Shannon war nicht scharf darauf, den Heldentod auf der heißen Erde von Mexiko zu sterben. Er spürte seinen Herzschlag bis in die Kehle. Schweißbäche sickerten über sein schmales, sonnengebräuntes Gesicht. Die Schussnarbe an seiner rechten Schläfe juckte verdammt unangenehm. Das Durcheinander der rauen Stimmen drang deutlich zu ihm herauf. Es war nicht sein erster Abstecher über die Grenze. Er beherrschte die Sprache dieses Landes wie seine eigene.

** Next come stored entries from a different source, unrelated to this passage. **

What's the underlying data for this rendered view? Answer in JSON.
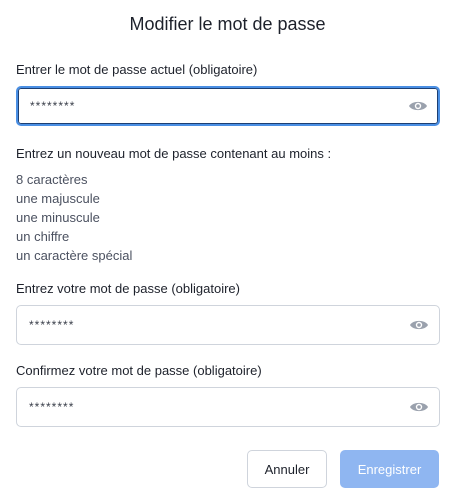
{
  "dialog": {
    "title": "Modifier le mot de passe"
  },
  "current_password": {
    "label": "Entrer le mot de passe actuel (obligatoire)",
    "value": "********"
  },
  "requirements": {
    "intro": "Entrez un nouveau mot de passe contenant au moins :",
    "items": [
      "8 caractères",
      "une majuscule",
      "une minuscule",
      "un chiffre",
      "un caractère spécial"
    ]
  },
  "new_password": {
    "label": "Entrez votre mot de passe (obligatoire)",
    "value": "********"
  },
  "confirm_password": {
    "label": "Confirmez votre mot de passe (obligatoire)",
    "value": "********"
  },
  "buttons": {
    "cancel": "Annuler",
    "save": "Enregistrer"
  },
  "icons": {
    "toggle_visibility": "eye-icon"
  },
  "colors": {
    "accent": "#4a8fe4",
    "save_button_disabled": "#8fb6f1",
    "icon": "#9aa1ad"
  }
}
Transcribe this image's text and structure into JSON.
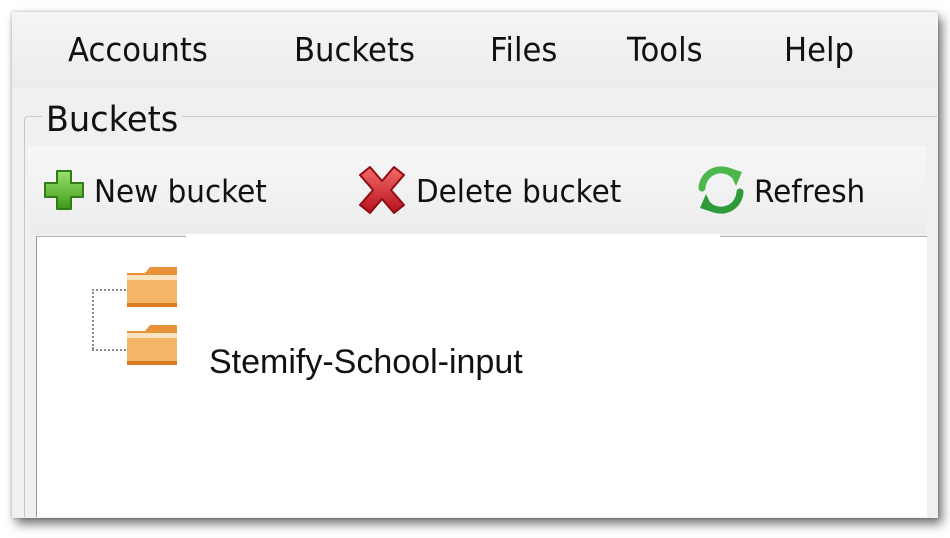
{
  "menu": {
    "items": [
      {
        "label": "Accounts"
      },
      {
        "label": "Buckets"
      },
      {
        "label": "Files"
      },
      {
        "label": "Tools"
      },
      {
        "label": "Help"
      }
    ]
  },
  "buckets_panel": {
    "group_label": "Buckets",
    "toolbar": {
      "new_bucket": {
        "label": "New bucket",
        "icon": "plus-icon",
        "color": "#5cb82a"
      },
      "delete_bucket": {
        "label": "Delete bucket",
        "icon": "red-x-icon",
        "color": "#d9272e"
      },
      "refresh": {
        "label": "Refresh",
        "icon": "refresh-icon",
        "color": "#3aa83a"
      }
    },
    "tree": {
      "nodes": [
        {
          "label": "",
          "icon": "folder-icon"
        },
        {
          "label": "Stemify-School-input",
          "icon": "folder-icon"
        }
      ]
    }
  },
  "colors": {
    "window_bg": "#f0f0f0",
    "folder": "#f2a54a"
  }
}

„Sieh dir die Spuren an. Valdez!“, befall Ortega einem sichelbärtigen, lederhäutigen Soldado, dessen dunkle Hautfarbe mindestens Dreiviertel Indianerblut verriet. Valdez bewies gleich darauf, dass er ein Mann vom Fach war. Vielleicht konnte er sich auch deshalb die ziemlich lässige Ehrenbezeigung und das piratenhafte Grinsen gegenüber dem Capitan leisten.
„Nur ein Mann ist auf dem Pferd geflohen, Señor Capitan, sonst müssten die Hufabdrücke tiefer sein. Ich wette, es ist Santillo. Denn da drüben sind Stiefelspuren, die sich auf dem Felsboden verlieren. Sie stammen von dem Gringo, der sich Shannon nennt.“
Ortega lachte. Es hörte sich an wie das Brechen von Glas.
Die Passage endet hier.